Evidence of a role for N-methyl-D-aspartate (NMDA) receptors in the facilitation of tail withdrawal after spinal transection.

Peripheral injury produces a characteristic excitation of spinal cord dorsal horn cells (wind-up) which is associated with a facilitation of spinal nociceptive reflexes (hyperalgesia). These phenomena are believed to be mediated by a trauma-induced increase in the release of excitatory amino acids (EAAs). A similar increase in the activity of dorsal horn neurons and spinal reflexes occurs after spinal transection. Therefore, the present studies examined the possibility that EAAs, acting through the NMDA receptor, might also be involved in behavioral hyperalgesia produced by central injury. The first experiment assessed the effect of pretreatment with the NMDA antagonist, ketamine, on the facilitated tail flick (TF) response of spinally transected rats. Separate groups of animals were spinalized under isoflurane anesthesia alone, intramuscular ketamine anesthesia alone, or a combination of isoflurane and intrathecal ketamine. The TF was examined 24 h later, before and 30 min after an intrathecal injection of morphine.

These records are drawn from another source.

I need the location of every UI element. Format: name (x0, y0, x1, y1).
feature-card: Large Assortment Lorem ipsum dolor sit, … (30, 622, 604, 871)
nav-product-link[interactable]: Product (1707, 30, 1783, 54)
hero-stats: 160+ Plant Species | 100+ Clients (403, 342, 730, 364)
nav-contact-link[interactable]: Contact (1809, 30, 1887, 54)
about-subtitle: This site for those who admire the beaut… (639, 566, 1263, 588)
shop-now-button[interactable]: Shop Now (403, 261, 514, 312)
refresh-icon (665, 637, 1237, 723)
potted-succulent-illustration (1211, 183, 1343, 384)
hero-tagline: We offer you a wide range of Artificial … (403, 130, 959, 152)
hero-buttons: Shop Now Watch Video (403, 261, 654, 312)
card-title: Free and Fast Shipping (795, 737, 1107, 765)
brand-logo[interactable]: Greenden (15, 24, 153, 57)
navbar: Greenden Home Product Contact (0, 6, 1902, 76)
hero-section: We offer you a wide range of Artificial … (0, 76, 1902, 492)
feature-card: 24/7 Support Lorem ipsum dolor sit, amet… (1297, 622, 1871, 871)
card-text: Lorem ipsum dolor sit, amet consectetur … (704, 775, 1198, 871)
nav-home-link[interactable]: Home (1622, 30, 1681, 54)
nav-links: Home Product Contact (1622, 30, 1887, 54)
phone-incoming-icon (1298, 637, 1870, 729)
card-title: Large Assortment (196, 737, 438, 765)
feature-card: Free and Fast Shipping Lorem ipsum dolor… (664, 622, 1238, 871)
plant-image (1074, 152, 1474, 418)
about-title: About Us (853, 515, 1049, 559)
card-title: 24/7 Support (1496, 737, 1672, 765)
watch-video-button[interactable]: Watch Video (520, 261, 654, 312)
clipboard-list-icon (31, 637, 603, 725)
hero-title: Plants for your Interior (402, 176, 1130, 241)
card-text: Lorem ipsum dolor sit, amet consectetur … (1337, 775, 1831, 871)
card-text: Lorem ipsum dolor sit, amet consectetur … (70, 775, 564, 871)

In the second experiment, the effect of intraperitoneal or intrathecal ketamine on the TF was assessed to separate groups of rats that underwent spinal transection or sham surgery under isoflurane anesthesia. Pretreatment with either systemic or intrathecal ketamine did not alter TF facilitation or morphine-induced antinociception in spinal rats. However, both systemic and intrathecal ketamine significantly increased TF latencies in spinal, relative to intact rats. These results indicate that ketamine did not prevent the development of spinal reflex facilitation, but it selectively reduced this reaction once it was established in spinal rats. The data support an involvement of EAAs in reflex facilitation produced by spinal transection.